More from the EU-Russia-Ukraine gas meeting taking place in Berlin:
Ahead of the meeting, Ukrainian Energy Minister Yuriy Prodan said he hoped a compromise on a "fair market price for gas" would be reached during the meeting.
He said a price that can be found at "European hubs, on European markets."
More from Berlin gas talks: according to ITAR-TASS, Russia and the EU have "discussed, bilaterally, all planned issues for the settlement of Ukraine's debt and gas supplies."
The Russian news agency quotes Russian Energy Minister Aleksandr Novak as saying: "At the bilateral meting we discussed all issues concerning the settlement of debt and the need to ensure regular gas supplies and transit."
A new crack in Russia's ban of food imports in response to Western sanctions may be filled with cheese, Interfax reports:
Russia's Economic Development Ministry is not ruling out the possibility of currently banned cheeses and fermented milk products returning to the Russian market since lactose-free milk has been removed from the sanctions list.
"The likelihood exists of renewing shipments of milk products from countries that fell under the food embargo," the Economic Development Ministry said in its social and economic development forecast for Russia in 2015-2017. The ministry added that this move might occur in connection with the removal of lactose-free milk from the list.
According to experts, a number of dairy products, such as long-ripened cheeses, fermented milk products and others, have a low level of lactose, which does not create particular difficulties for foreign companies to reorient their facilities to produce, register and export dairy products to the Russian market as lactose-free, the Economic Development Ministry said.
In response to President Obama's remarks before the UN General Assembly on Wednesday, former Soviet leader Mikhail Gorbachev -- who has tried and failed to launch political parties on three occasions since he was pushed aside by Russian President Boris Yeltsin -- had this to say about the United States. (Obama listed Russian aggression alongside the outbreak of Ebola hemorrhagic fever in West Africa and the threat from Islamic State militants in the Middle East as the "tests of this moment.")

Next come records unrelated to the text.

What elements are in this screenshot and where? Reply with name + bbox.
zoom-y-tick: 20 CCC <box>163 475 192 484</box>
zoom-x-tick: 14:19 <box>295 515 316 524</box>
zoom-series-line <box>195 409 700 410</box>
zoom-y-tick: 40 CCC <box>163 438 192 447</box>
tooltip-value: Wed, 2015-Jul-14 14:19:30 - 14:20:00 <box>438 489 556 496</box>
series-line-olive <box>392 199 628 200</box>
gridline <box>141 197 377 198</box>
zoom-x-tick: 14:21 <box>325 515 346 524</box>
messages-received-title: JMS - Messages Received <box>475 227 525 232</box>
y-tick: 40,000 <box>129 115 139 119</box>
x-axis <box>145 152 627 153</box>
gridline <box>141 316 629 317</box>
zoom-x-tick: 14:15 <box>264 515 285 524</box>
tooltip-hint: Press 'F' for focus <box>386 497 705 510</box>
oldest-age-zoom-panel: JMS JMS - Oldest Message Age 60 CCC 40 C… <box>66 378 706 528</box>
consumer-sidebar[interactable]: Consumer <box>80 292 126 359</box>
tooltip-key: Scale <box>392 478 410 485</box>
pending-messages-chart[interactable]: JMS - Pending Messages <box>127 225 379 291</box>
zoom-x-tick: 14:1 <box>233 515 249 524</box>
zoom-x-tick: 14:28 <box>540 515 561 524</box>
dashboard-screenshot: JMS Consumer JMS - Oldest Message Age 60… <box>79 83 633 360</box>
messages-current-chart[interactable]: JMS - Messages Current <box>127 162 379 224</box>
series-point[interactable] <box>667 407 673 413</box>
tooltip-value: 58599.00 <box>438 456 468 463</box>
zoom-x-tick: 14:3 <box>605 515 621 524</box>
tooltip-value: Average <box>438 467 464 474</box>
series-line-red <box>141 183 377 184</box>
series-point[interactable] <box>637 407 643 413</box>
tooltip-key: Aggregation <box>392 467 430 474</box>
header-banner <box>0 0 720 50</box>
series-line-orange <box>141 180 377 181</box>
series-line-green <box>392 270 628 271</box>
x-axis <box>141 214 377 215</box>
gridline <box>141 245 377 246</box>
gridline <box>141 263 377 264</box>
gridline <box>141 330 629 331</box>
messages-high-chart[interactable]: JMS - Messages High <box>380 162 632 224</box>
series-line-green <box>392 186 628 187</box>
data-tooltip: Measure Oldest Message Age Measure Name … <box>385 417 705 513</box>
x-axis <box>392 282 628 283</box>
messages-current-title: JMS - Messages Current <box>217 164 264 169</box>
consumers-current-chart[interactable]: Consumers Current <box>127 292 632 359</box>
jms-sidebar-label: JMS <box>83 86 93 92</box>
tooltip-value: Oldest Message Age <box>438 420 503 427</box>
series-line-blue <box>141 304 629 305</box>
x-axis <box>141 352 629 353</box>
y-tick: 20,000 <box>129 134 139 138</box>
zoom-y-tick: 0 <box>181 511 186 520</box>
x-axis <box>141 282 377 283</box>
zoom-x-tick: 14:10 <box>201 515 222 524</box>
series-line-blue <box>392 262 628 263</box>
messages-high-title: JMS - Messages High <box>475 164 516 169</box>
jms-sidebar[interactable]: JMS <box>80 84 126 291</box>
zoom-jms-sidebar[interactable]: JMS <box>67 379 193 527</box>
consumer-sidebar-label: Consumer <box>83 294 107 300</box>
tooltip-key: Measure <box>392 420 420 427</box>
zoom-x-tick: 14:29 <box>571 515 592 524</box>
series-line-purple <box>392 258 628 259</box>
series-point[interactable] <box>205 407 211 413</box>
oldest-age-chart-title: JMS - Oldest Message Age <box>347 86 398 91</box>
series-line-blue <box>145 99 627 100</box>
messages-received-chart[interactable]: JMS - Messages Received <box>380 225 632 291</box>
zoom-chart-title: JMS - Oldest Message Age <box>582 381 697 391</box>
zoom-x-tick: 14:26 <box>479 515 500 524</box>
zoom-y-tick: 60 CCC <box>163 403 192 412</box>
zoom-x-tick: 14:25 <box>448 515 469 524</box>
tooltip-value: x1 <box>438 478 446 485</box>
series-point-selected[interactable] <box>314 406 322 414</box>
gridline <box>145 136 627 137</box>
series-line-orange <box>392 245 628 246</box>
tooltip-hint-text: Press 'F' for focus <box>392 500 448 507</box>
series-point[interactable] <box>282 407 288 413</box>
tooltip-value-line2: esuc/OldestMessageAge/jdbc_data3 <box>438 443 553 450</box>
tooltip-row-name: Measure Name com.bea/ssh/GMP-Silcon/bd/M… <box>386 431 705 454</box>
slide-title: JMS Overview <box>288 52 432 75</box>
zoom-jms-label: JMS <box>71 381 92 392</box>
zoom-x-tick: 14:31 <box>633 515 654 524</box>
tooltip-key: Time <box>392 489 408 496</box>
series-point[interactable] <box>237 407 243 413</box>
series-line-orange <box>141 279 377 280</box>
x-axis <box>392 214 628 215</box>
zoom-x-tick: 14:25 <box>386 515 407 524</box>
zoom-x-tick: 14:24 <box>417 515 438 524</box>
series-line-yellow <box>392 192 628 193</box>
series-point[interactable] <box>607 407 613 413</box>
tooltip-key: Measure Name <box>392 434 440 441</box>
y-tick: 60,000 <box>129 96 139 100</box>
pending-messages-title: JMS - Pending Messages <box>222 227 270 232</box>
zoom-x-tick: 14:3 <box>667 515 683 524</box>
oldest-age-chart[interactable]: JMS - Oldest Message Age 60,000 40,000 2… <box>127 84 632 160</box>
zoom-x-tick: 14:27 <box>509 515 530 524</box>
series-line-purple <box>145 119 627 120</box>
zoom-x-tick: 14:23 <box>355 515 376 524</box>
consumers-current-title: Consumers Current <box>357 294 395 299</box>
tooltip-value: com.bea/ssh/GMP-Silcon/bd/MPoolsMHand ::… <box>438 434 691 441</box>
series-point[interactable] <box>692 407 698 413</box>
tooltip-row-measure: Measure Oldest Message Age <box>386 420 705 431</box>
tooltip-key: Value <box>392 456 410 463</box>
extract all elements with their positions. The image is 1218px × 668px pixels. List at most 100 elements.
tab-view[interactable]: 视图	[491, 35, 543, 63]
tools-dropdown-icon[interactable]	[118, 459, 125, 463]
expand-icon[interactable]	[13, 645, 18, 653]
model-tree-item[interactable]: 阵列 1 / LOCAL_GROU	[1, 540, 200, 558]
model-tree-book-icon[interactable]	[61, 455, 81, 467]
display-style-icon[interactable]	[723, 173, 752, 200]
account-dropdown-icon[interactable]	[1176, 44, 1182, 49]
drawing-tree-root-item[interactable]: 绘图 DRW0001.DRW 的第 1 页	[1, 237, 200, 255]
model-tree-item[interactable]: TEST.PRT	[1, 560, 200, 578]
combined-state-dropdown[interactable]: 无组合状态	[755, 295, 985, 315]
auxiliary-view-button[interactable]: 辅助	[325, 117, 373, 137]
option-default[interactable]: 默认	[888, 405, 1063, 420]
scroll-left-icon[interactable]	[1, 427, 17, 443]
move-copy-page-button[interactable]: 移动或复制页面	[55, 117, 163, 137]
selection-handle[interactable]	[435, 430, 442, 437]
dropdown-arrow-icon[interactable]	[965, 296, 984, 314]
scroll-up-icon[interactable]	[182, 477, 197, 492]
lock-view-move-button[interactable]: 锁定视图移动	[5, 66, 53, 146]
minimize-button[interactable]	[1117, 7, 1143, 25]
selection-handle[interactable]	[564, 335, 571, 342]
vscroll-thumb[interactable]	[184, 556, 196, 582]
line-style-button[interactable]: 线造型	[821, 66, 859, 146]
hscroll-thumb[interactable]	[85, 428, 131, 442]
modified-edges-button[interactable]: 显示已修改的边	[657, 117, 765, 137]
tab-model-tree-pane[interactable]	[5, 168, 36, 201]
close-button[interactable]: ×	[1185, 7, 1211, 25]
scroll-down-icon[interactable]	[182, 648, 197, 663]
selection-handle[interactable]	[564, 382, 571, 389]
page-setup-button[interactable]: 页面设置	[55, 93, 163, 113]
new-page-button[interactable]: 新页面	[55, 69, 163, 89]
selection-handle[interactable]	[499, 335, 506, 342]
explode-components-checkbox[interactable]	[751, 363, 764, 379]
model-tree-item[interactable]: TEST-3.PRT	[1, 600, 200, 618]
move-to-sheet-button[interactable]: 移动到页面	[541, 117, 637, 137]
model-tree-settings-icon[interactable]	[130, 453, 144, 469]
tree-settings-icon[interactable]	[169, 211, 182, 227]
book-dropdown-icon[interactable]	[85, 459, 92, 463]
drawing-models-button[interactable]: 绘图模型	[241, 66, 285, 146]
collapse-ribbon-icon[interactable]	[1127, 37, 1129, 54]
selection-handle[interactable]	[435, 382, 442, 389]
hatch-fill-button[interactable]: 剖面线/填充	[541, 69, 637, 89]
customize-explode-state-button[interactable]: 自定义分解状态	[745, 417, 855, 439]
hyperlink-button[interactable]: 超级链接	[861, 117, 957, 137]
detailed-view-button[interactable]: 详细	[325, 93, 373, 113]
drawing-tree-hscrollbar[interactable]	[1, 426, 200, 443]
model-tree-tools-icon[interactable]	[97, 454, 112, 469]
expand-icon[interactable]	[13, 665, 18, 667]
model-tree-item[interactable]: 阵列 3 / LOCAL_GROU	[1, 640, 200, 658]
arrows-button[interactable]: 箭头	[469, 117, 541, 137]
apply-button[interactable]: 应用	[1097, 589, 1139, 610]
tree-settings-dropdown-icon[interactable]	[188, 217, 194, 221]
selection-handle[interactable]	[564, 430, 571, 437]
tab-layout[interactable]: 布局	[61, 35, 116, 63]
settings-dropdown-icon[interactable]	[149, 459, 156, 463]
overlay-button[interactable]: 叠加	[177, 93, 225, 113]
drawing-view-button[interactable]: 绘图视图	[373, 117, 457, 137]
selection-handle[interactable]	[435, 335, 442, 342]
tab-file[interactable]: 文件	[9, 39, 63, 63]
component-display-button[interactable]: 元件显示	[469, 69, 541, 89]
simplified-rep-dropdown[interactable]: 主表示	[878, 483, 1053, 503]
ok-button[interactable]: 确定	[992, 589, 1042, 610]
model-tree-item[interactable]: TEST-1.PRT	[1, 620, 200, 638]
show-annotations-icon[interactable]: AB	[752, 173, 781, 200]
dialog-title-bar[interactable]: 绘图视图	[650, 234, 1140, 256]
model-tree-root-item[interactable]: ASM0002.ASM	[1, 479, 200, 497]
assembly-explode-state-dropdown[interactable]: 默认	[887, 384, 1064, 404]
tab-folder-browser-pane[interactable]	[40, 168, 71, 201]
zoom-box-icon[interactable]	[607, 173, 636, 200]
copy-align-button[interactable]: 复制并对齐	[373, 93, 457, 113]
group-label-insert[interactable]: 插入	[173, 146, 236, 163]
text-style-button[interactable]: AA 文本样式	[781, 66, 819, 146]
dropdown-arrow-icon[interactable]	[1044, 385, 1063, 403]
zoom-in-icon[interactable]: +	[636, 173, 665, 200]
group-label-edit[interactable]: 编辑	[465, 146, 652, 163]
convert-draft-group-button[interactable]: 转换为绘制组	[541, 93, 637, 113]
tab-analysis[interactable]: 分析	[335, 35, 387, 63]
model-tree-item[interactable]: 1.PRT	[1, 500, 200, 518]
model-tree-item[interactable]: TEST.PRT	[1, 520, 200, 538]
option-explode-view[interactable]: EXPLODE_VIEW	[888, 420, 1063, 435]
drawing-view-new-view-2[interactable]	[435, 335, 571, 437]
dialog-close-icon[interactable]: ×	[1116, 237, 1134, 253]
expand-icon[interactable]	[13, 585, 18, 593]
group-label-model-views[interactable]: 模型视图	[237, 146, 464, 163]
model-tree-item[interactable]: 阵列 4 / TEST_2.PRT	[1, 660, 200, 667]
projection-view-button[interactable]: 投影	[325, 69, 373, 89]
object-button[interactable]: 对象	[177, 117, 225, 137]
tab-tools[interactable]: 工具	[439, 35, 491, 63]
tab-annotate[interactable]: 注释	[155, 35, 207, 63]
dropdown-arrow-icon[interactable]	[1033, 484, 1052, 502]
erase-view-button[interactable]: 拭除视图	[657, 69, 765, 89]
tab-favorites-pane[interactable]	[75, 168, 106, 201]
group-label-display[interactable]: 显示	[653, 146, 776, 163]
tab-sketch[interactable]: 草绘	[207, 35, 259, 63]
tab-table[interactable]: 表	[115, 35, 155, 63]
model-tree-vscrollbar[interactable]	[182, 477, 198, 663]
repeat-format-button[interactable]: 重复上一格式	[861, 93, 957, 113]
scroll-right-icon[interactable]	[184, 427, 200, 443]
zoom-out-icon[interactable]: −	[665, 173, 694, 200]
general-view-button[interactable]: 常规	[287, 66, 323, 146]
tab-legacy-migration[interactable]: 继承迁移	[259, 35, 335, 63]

"We have one main virus: it's America and its leadership ambitions," Gorbachev told Russian radio, according to Interfax.
He added:
"It's not even political dialogue, it's badmouthing. They want to hurt and provoke, and the main thing is that the conflicts in Europe should continue. For this reason, they [the U.S.] have ambitions to have a monopoly. Ukraine and other things are just pretexts," Gorbachev said.
On a "new cold war," he said: "There is no cold war, but there are indications of it. We don't need a cold war. Such things last for decades and it's difficult for our citizens."
Via Interfax, which describes the "purpose" of the September 21 rally as "protest[ing] against violations of the Russian Constitution and norms of international law," thus avoiding any mention of the demonstrators' objection to Russian actions vis-a-vis Ukraine:
Forty-nine percent of Russians surveyed by Levada Center said they do not support the so-called "Peace March," a protest conducted by the opposition. Twenty-nine percent of the respondents said they support it and 23% are undecided.